Politics, court battles next obstacle

Politics surrounding the vaccine has created an obstacle to solving the public health crisis, Dunkle said.

Politics aside, there is a sound medical and historical basis for a vaccine mandate, he said.

“This has been politicized. This isn’t a Republican thing or a Democrat thing. I do believe in individual choice. I sometimes question mandates. But when I look at how other vaccines are required to do things, I don’t think another is an overreach,” Dunkle said.

The mandate would be enforced by OSHA, which oversees workplace safety. Getting the vaccine is couched as a threat to health and safety in the workplace.

Similarly, several vaccines are required to attend school, and to enter the United States on a visa.

Rokita did not elaborate on the legal strategy he would employ to fight the mandate, but other prominent Republicans have also said the mandate is unconstitutional.

Previous U.S. Supreme Court cases challenging vaccine mandates have been based on the due process clause of the 14th amendment, but the argument did not hold up.

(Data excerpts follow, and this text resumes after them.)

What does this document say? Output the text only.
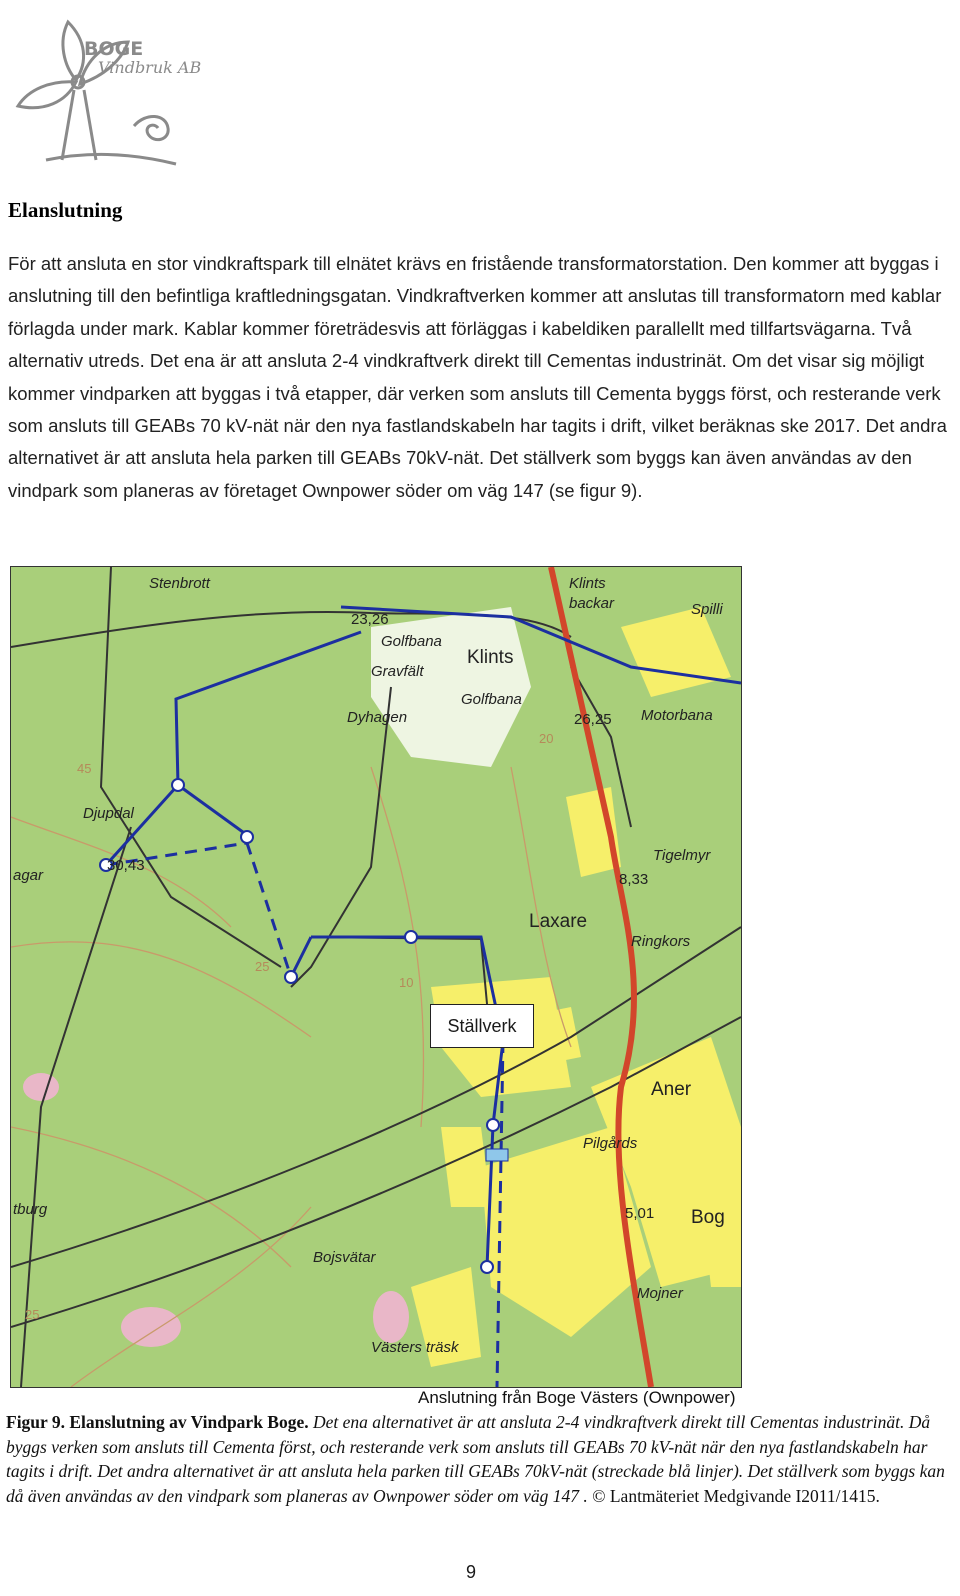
BOGE
Vindbruk AB
Elanslutning

För att ansluta en stor vindkraftspark till elnätet krävs en fristående transformatorstation. Den kommer att byggas i anslutning till den befintliga kraftledningsgatan. Vindkraftverken kommer att anslutas till transformatorn med kablar förlagda under mark. Kablar kommer företrädesvis att förläggas i kabeldiken parallellt med tillfartsvägarna. Två alternativ utreds. Det ena är att ansluta 2-4 vindkraftverk direkt till Cementas industrinät. Om det visar sig möjligt kommer vindparken att byggas i två etapper, där verken som ansluts till Cementa byggs först, och resterande verk som ansluts till GEABs 70 kV-nät när den nya fastlandskabeln har tagits i drift, vilket beräknas ske 2017. Det andra alternativet är att ansluta hela parken till GEABs 70kV-nät. Det ställverk som byggs kan även användas av den vindpark som planeras av företaget Ownpower söder om väg 147 (se figur 9).

Stenbrott	Klints
backar	Spilli
23,26
Golfbana
Gravfält
Klints
Golfbana
Dyhagen	26,25 Motorbana
Djupdal
30,43
agar
Tigelmyr
8,33
Laxare
Ringkors
Aner
Pilgårds
tburg	5,01 Bog
Bojsvätar
Mojner
Västers träsk
45
25
20
10
25
Ställverk
Anslutning från Boge Västers (Ownpower)
Figur 9. Elanslutning av Vindpark Boge. Det ena alternativet är att ansluta 2-4 vindkraftverk direkt till Cementas industrinät. Då byggs verken som ansluts till Cementa först, och resterande verk som ansluts till GEABs 70 kV-nät när den nya fastlandskabeln har tagits i drift. Det andra alternativet är att ansluta hela parken till GEABs 70kV-nät (streckade blå linjer). Det ställverk som byggs kan då även användas av den vindpark som planeras av Ownpower söder om väg 147 . © Lantmäteriet Medgivande I2011/1415.
9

The Supreme Court previously ruled in the 1904 case, Jacobson vs. Massachusetts, that a state could create a law requiring vaccinations. A 1922 case, Zucht v. King, upheld Jacobson vs. Massachusetts in a challenge to a vaccine mandate by a Texas school district. Neither of the cases, though, made a decision on the constitutionality of a federal mandate.

Daily Journal reporter Andy Bell-Baltaci and the Associated Press contributed to this report.